By the early 20th century, when bread became a staple in people’s diets, the sandwich became a popular, quick meal that was already widespread in the Mediterranean.
There are basically two types of sandwiches: savory, usually comprised of meats and cheeses, or sweet, like the trusty peanut butter and jelly. Sandwiches can be hot or cold. The sandwich’s fame as a lunch food is evidenced by the fact that it can be made quickly and packed to be taken almost anywhere.
Here are some of the most popular sandwiches across the U.S.:
• The Dagwood was named for Dagwood Bumstead, the hungry husband in the “Blondie” comic strip. It usually features heaps of cold cuts and cheeses stuffed into a hearty roll.
• The French dip features thinly sliced roast beef on a long baguette served with hot au jus.

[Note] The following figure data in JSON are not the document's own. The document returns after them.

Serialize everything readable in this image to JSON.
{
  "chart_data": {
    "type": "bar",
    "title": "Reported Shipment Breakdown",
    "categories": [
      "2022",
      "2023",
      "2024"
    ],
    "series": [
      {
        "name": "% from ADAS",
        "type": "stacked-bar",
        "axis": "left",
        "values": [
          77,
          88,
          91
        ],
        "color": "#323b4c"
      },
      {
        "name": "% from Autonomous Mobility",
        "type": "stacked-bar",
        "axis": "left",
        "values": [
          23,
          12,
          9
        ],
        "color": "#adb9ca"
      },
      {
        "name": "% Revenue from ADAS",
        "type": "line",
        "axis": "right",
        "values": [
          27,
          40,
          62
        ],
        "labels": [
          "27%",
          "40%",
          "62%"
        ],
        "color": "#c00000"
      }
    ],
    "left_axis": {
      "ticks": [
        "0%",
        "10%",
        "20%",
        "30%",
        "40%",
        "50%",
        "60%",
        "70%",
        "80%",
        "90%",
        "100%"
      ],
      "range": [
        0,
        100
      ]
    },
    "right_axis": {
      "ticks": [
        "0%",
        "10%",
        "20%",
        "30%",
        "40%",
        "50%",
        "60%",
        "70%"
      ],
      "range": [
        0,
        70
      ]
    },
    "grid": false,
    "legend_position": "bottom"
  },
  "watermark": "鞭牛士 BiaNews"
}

• The hamburger, you know, is a ground beef patty usually served with vegetables and sometimes sauces on a round bun. Cheese, bacon and then all manner of condiments can be added.
• The Monte Cristo is sliced ham and either Gruyere or Emmentaler (or Emmental) cheese between slices of toast that’s battered and fried, then sprinkled with powdered sugar.

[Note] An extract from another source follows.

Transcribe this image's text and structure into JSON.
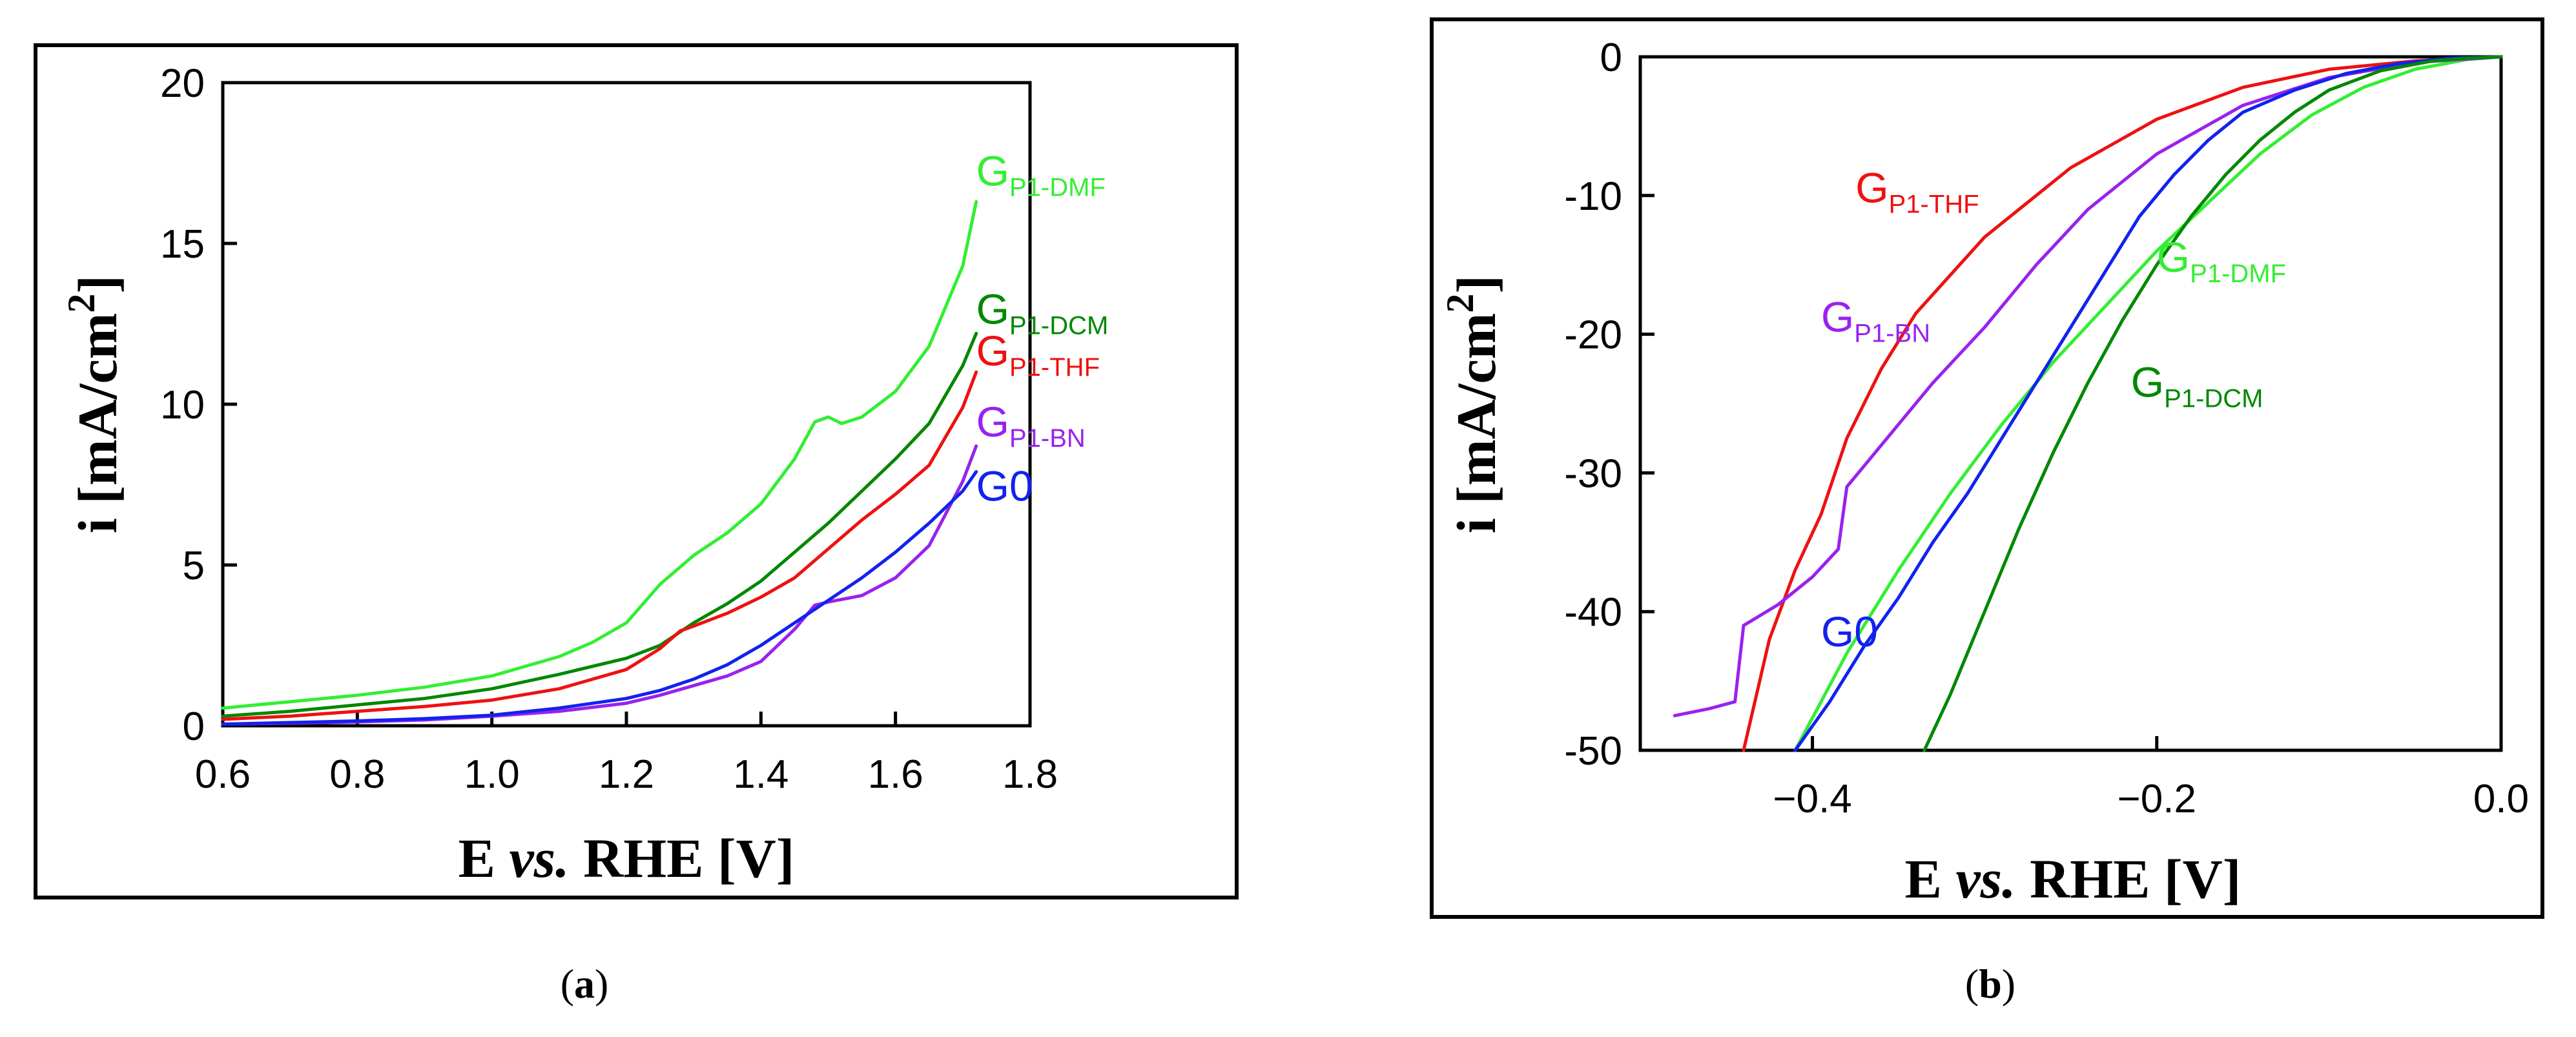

• The muffuletta originated in the Italian American community of New Orleans. It’s made with meats and cheese and olive salad and served on a round bun.
• Pastrami on rye is a classic sandwich made famous in kosher Jewish delicatessens of New York City.
• Peanut butter and jelly is a childhood standby that many adults still adore. These can be served with fresh fruit rather than jams or jellies. An elegant version is made using thick slices of French bread, almond or hazelnut butter and high-quality French or English jams topped with thick-sliced fresh fruit such as apples, pears, strawberries, raspberries, blackberries or cranberries.
• The Philly cheesesteak is thin-sliced beef – usually with onions and sometimes bell peppers – and melted cheese served on a long roll.
• The po’ boy is another classic. It’s made with a crusty long roll that’s split and filled with cold cuts, roast beef or fried seafood (especially for the New Orleans version).
• The Reuben is corned beef, sauerkraut and Swiss cheese topped with Russian or Thousand Island dressing served on grilled rye bread.
• The sloppy Joe is ground beef cooked with seasoned tomato sauce and served on a round bun.
• The BLT is named for its ingredients – bacon, lettuce and tomato – that are usually served on toasted bread with mayonnaise.
• The club or clubhouse is a triple-decker sandwich comprised of sliced turkey or chicken, bacon, lettuce and tomato. In restaurants, it’s often quartered diagonally and skewered with toothpicks to hold the goodies together.
• The grilled cheese is made with one or more varieties of cheese that are grilled between two slices of bread.
Here are two of my favorite sandwiches:
Monterey Memory Sandwich
2 slices multigrain or 100 percent whole-wheat bread
1 tablespoon mayonnaise
2 slices Havarti cheese
¼ pound thinly sliced mortadella (Italian “bologna” made with whole black peppercorns and pistachio nuts)
Spread the bread with the mayonnaise. Place the cheese on each slice of bread. Roll the mortadella and lay it on one side of the bread and top with the sprouts. Place the other slice of cheesed bread on top.
Turkey and Pesto Panini
2 slices sourdough bread
2 tablespoons pesto
¼ pound sliced smoked turkey
½ a roasted red pepper
1 slice Fontina cheese
Spread the pesto on both slices of bread. Place the turkey on one side and the cheese on the other. Lay the roasted red pepper on top of the turkey and top with the cheese bread slice. Grill in a panini maker to desired doneness.